Tenemos que comprender con claridad que cualquier reacción es una forma de condicionamiento y que por lo tanto da continuidad al “yo” de diferentes maneras. La creencia, el conocimiento, la disciplina, la experiencia, todo el proceso de lograr un resultado o alcanzar un fin, la ambición, el llegar a ser algo en esta vida o en una futura; todo eso es un proceso de aislamiento, un proceso que trae destrucción, desdicha, guerras a las que no se puede escapar mediante la acción colectiva, por grande que sea para nosotros la amenaza de las diferentes formas de violencia.

Nuestra mente debería estar en ese estado que dice “es así”, “ese es mi problema”, “he ahí exactamente donde estoy”, “yo veo lo que el conocimiento y la disciplina pueden hacer, lo que hace la ambición”. Entonces, si vemos todo eso, ya ha surgido un proceso diferente en acción.

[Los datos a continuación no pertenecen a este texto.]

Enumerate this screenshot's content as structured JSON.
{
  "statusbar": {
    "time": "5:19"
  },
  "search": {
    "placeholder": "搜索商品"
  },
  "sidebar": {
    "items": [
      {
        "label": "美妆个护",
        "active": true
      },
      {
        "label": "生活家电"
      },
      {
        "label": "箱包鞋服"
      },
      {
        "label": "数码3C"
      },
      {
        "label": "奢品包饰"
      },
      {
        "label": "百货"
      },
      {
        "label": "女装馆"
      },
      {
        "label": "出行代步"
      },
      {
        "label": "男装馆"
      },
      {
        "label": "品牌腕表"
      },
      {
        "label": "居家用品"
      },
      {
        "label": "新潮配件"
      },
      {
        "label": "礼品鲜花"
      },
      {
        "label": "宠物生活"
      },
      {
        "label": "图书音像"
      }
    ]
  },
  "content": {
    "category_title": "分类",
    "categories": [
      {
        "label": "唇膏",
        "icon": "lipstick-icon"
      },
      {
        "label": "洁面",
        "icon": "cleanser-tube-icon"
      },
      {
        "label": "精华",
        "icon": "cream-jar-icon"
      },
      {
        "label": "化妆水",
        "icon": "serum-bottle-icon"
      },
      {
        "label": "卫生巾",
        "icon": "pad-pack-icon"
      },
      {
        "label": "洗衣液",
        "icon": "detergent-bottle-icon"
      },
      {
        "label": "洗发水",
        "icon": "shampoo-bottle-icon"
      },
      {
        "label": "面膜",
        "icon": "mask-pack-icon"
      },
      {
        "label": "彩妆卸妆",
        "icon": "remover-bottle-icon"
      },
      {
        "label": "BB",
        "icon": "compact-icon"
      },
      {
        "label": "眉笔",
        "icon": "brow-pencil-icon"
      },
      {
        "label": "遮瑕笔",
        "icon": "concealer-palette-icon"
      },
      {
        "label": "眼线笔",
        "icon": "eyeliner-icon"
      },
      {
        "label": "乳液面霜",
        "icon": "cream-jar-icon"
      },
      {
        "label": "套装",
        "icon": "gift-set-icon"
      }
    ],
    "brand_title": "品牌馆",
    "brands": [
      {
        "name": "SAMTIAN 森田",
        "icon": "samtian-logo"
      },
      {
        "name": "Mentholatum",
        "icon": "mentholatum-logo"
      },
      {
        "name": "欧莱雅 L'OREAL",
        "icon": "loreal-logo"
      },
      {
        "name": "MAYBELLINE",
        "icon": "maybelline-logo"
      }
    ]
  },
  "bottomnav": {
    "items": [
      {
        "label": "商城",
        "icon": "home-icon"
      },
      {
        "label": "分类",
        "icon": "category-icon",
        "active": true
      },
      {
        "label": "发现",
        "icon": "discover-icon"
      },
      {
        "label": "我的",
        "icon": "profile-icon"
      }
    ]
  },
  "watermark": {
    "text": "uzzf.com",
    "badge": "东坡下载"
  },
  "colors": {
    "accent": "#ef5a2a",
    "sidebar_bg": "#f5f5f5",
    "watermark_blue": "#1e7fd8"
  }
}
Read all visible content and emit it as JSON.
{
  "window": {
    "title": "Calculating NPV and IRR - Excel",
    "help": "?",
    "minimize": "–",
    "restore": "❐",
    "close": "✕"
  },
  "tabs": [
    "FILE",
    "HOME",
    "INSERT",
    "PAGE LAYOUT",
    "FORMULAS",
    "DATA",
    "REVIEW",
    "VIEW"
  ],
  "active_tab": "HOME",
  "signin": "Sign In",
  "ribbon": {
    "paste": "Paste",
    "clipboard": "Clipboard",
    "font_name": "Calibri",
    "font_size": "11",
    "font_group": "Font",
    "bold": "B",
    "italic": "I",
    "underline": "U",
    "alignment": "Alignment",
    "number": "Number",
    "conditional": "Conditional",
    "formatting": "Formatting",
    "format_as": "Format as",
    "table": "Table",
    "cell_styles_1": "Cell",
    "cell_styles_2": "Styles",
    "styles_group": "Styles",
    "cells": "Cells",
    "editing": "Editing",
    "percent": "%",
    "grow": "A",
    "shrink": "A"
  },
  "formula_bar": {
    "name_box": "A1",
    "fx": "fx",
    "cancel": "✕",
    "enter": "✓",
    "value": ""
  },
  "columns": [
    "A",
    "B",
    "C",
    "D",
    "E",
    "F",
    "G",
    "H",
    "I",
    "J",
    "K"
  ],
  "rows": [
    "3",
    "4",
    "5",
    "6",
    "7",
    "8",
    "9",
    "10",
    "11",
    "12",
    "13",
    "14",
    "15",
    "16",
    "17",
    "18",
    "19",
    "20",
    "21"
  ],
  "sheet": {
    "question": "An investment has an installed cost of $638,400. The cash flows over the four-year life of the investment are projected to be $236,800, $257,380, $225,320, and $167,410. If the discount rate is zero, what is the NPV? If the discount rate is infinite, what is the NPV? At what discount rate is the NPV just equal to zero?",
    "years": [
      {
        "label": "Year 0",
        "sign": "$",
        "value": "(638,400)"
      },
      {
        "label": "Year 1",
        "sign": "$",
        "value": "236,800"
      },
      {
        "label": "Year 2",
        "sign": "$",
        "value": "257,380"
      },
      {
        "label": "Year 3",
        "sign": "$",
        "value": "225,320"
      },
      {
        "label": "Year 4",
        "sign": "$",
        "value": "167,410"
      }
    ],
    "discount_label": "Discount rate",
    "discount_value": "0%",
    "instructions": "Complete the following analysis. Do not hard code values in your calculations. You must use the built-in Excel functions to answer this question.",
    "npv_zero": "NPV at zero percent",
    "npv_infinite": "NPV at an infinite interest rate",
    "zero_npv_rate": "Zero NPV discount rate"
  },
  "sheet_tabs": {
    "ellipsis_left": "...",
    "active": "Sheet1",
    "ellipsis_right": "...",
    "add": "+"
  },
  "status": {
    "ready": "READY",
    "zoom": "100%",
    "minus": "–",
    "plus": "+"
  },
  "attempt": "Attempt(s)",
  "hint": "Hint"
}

Vemos los caminos del intelecto. No vemos la senda del amor; la senda del amor no ha de hallarse a través del intelecto. El intelecto con todas sus ramificaciones, con todos sus deseos, ambiciones, empeños, debe cesar para que el amor surja a la existencia. Cuando amamos cooperamos, no pensamos en nosotros mismos. Esa es la más elevada forma de inteligencia ‑no el que amemos como un ser superior o el que estemos en buena posición, lo cual no es sino miedo. Cuando están ahí nuestros intereses creados, no puede haber amor; sólo existe el proceso de explotación que nace del miedo. De suerte que el amor sólo puede surgir cuando la mente no interviene. Debemos, pues, comprender todo el proceso de la mente, la función de la mente.

Es sólo cuando sabemos amarnos los unos a los otros, cuando puede haber cooperación, cuando puede funcionar la inteligencia, cuando puede haber acuerdo sobre cualquier cuestión. Sólo entonces resulta posible descubrir qué es Dios, qué es la Verdad. Ahora procuramos hallar la verdad a través del intelecto, mediante la imitación, lo cual es idolatría. Sólo cuando descartamos completamente, gracias a la comprensión, toda la estructura del “yo”, adviene aquello que es eterno, atemporal, inconmensurable. No podemos ir a ello; ello viene a vosotros.